Man müsse definieren, was Standardleistungen und Zusatzleistungen seien und festlegen, was die Gemeinschaft solidarisch zu tragen hat. Außerdem verweist er auf eine gewisse Einzelverantwortung bezüglich der privaten Vorsorge.
Die Betroffenen blicken verunsichert in eine ungewisse Zukunft
Die Stimmung am Ende der Veranstaltung war doch eher gedrückt. Gerade hinsichtlich der generalistischen Ausbildung, die sich in der Praxis erst noch bewähren muss, machen sich die Betroffenen große Sorgen.
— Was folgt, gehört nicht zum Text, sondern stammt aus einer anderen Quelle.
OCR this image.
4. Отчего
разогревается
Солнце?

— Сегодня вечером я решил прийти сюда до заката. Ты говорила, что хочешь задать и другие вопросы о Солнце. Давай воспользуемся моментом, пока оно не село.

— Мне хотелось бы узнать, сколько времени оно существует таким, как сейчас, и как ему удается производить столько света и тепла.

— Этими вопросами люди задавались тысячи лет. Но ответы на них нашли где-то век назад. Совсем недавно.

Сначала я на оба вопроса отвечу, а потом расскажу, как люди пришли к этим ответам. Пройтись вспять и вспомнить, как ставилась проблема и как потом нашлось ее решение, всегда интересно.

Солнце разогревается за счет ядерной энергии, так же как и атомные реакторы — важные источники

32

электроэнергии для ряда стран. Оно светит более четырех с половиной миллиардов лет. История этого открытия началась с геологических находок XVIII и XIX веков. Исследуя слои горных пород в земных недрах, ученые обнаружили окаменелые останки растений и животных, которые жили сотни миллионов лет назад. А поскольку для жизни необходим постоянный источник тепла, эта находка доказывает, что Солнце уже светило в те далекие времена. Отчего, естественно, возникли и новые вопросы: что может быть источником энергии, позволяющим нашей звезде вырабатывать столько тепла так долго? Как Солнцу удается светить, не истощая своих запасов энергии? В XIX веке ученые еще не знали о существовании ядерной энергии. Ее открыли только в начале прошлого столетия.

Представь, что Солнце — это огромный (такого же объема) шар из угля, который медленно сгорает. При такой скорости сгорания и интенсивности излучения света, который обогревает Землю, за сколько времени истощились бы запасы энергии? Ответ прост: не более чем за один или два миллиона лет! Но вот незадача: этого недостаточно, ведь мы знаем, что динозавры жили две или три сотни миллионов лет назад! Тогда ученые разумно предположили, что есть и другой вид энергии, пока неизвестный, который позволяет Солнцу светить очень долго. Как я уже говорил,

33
Für die Politik besteht also akuter Handlungsbedarf, um ihnen ihre Zukunftsängste zu nehmen und ihre Arbeits- bzw. Ausbildungsbedingungen zu verbessern. Das gesamtgesellschaftliche Thema sollte politisch in die Öffentlichkeit getragen und die Pflegeberufe seriös beworben werden.
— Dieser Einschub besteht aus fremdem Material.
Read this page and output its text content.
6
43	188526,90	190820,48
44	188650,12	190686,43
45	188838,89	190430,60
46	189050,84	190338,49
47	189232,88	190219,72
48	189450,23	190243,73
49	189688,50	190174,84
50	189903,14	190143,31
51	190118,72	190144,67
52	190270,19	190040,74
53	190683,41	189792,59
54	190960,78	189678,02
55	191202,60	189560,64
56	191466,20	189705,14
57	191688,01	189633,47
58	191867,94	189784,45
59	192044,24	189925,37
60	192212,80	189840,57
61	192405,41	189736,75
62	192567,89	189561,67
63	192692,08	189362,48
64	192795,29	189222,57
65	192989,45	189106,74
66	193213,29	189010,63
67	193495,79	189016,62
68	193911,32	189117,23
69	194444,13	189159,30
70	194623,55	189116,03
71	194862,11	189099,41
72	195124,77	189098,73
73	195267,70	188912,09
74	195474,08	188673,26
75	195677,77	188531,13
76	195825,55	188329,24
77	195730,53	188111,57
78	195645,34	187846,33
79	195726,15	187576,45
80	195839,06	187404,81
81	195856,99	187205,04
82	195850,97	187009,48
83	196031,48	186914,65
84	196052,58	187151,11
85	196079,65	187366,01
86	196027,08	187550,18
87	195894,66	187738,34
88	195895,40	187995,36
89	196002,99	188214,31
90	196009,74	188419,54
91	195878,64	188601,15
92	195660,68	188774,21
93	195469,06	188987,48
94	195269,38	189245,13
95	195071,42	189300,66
Auch muss weiter über gerechte und angebrachte Entlohnung diskutiert werden, um den Berufszweig attraktiver zu machen. Hier kann die Politik helfen. Innovative Unternehmensführung zur besseren Zufriedenheit der MitarbeiterInnen liegt in der Verantwortung der jeweiligen Unternehmen.
Den Betroffenen ist zu wünschen, dass Politik und Zivilgesellschaft ihre Probleme wahrnehmen und sie anpacken und sie endlich die gesellschaftliche Anerkennung bekommen, die sie aufgrund ihrer Tätigkeit verdienen.